Submitted by xutw21 t3_yjryrd in MachineLearning
Paper: https://arxiv.org/abs/2211.00241
Project Page: goattack.alignmentfund.org
​
>We attack the state-of-the-art Go-playing AI system, KataGo, by training an adversarial policy that plays against a frozen KataGo victim. Our attack achieves a >99% win-rate against KataGo without search, and a >50% win-rate when KataGo uses enough search to be near-superhuman. To the best of our knowledge, this is the first successful end-to-end attack against a Go AI playing at the level of a top human professional. Notably, the adversary does not win by learning to play Go better than KataGo -- in fact, the adversary is easily beaten by human amateurs. Instead, the adversary wins by tricking KataGo into ending the game prematurely at a point that is favorable to the adversary. Our results demonstrate that even professional-level AI systems may harbor surprising failure modes. See this https URL for example games.

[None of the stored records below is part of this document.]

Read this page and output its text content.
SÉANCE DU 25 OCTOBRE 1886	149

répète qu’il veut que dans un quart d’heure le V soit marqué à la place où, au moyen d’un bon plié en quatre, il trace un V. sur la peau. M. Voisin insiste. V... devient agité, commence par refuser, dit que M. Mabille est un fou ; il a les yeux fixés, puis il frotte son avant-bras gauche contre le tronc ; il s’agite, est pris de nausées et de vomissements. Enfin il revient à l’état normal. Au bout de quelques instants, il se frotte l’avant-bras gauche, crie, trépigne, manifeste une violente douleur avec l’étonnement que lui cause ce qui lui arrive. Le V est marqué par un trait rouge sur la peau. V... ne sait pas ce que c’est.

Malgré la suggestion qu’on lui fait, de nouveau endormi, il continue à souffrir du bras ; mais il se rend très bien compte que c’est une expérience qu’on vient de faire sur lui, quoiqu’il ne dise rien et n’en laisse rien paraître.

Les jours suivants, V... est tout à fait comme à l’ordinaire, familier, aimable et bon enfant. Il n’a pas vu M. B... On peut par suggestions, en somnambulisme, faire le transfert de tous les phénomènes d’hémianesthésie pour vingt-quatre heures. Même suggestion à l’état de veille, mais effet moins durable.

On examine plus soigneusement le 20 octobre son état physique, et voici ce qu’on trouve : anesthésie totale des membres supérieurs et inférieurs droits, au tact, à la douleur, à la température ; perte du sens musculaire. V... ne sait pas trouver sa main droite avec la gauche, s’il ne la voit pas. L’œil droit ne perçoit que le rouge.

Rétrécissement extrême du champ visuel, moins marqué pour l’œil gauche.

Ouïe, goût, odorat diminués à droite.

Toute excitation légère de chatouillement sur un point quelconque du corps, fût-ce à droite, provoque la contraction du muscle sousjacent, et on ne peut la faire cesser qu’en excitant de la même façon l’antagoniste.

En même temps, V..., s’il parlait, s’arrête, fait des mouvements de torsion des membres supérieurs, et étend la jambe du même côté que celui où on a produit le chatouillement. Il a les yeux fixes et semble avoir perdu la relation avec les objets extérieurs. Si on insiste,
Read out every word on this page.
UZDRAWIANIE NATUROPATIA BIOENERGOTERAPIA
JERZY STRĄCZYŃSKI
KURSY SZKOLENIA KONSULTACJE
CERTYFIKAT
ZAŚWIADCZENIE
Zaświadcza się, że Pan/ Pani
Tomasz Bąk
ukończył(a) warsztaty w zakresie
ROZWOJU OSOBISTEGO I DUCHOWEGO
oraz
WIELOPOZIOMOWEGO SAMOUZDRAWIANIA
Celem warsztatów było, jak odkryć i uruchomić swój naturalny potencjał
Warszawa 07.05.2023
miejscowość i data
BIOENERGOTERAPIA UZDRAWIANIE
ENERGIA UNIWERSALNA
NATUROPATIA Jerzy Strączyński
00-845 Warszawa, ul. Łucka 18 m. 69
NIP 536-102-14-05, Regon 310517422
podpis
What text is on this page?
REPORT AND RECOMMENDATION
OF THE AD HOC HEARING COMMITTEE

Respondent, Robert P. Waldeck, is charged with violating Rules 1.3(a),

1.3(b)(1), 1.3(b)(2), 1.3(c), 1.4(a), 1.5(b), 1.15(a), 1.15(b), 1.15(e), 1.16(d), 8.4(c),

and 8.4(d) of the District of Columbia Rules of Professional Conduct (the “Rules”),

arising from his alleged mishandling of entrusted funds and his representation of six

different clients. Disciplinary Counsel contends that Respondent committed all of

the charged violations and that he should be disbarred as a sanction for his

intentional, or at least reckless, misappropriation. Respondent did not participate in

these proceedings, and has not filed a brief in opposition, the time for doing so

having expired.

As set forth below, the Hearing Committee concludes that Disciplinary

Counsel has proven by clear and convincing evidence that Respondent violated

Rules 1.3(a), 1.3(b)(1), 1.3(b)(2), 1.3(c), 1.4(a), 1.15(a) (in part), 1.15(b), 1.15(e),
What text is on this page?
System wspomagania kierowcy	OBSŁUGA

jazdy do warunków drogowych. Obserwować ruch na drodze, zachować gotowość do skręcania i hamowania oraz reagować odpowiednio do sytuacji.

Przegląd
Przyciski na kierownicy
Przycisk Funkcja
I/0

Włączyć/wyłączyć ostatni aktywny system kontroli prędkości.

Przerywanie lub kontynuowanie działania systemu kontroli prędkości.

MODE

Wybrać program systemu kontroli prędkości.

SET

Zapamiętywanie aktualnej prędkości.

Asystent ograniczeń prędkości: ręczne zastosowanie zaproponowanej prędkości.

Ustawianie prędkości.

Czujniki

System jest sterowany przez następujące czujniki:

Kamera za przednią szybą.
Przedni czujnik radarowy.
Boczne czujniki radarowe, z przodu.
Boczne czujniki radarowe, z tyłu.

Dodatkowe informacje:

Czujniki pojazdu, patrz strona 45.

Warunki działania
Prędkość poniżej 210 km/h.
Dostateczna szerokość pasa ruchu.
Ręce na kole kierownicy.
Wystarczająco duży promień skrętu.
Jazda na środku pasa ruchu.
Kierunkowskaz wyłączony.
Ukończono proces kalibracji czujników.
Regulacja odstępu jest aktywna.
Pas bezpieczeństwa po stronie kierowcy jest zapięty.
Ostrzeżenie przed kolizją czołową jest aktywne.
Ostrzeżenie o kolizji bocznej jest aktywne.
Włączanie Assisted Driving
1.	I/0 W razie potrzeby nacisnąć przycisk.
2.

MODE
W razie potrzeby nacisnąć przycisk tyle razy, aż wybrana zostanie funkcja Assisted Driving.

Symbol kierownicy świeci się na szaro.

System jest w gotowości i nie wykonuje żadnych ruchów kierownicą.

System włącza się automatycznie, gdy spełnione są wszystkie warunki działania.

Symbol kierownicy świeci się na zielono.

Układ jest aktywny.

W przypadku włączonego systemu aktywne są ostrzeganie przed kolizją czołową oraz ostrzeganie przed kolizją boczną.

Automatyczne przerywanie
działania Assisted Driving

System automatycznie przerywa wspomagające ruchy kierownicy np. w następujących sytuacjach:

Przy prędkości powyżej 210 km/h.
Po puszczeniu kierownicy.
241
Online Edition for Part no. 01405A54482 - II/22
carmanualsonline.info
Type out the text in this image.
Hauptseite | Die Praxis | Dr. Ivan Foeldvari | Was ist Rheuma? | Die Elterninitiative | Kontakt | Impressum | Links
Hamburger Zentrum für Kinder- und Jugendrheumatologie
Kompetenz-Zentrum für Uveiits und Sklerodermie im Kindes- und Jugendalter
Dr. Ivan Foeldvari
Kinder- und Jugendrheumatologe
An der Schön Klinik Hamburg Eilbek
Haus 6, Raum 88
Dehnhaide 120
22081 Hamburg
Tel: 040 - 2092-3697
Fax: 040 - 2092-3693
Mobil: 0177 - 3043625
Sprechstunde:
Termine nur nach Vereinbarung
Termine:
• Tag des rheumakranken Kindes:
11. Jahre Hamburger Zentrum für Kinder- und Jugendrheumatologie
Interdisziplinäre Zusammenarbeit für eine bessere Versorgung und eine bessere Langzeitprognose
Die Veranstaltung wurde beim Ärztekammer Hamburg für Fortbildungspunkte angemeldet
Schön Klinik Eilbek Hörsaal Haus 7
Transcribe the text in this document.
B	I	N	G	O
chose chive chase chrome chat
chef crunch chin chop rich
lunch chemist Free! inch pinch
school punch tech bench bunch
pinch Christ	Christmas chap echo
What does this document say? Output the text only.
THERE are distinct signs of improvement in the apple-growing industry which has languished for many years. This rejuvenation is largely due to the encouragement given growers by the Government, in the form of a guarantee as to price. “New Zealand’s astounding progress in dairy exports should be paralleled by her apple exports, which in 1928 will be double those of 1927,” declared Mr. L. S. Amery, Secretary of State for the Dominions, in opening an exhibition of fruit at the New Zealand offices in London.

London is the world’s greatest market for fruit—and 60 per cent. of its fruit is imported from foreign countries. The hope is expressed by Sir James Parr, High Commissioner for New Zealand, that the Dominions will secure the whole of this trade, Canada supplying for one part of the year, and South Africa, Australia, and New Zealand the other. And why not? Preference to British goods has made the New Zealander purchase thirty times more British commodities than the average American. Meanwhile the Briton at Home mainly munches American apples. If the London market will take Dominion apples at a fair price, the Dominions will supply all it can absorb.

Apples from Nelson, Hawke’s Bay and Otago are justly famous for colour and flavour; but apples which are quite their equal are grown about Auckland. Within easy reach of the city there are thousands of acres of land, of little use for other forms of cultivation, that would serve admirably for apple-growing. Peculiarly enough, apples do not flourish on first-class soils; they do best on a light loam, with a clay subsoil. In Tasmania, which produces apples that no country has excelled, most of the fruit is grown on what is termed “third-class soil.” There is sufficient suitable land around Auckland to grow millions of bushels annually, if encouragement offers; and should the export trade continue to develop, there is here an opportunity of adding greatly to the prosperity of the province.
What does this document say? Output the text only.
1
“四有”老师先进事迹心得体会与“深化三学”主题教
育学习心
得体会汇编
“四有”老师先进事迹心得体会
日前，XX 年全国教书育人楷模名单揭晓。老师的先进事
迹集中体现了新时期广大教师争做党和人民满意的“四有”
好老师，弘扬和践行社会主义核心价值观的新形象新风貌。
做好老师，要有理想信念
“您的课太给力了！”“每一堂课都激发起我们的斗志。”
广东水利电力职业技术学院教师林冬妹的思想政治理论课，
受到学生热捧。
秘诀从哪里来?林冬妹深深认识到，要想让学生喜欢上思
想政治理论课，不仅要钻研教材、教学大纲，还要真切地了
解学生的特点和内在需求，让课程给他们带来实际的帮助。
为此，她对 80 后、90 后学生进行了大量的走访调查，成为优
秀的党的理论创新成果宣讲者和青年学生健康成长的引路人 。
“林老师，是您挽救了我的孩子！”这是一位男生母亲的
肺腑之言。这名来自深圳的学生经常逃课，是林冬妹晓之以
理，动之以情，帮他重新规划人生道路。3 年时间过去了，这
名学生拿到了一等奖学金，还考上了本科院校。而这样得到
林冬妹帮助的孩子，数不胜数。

ThatSpysASpy t1_iupkljr wrote
The demonstrations shown in the paper are pretty unconvincing. In ordinary go scoring, dead stones are removed from the board at the end of the game, so the territory which supposedly isn't KataGo's would in fact be counted as its territory.
They say they use Tromp-Taylor rules, which requires all stones to be captured, but I would assume KataGo was trained with more standard human go rules. (Or at least they added some regularizer to make it pass once the value was high enough, otherwise humans playing vs it would get really annoyed).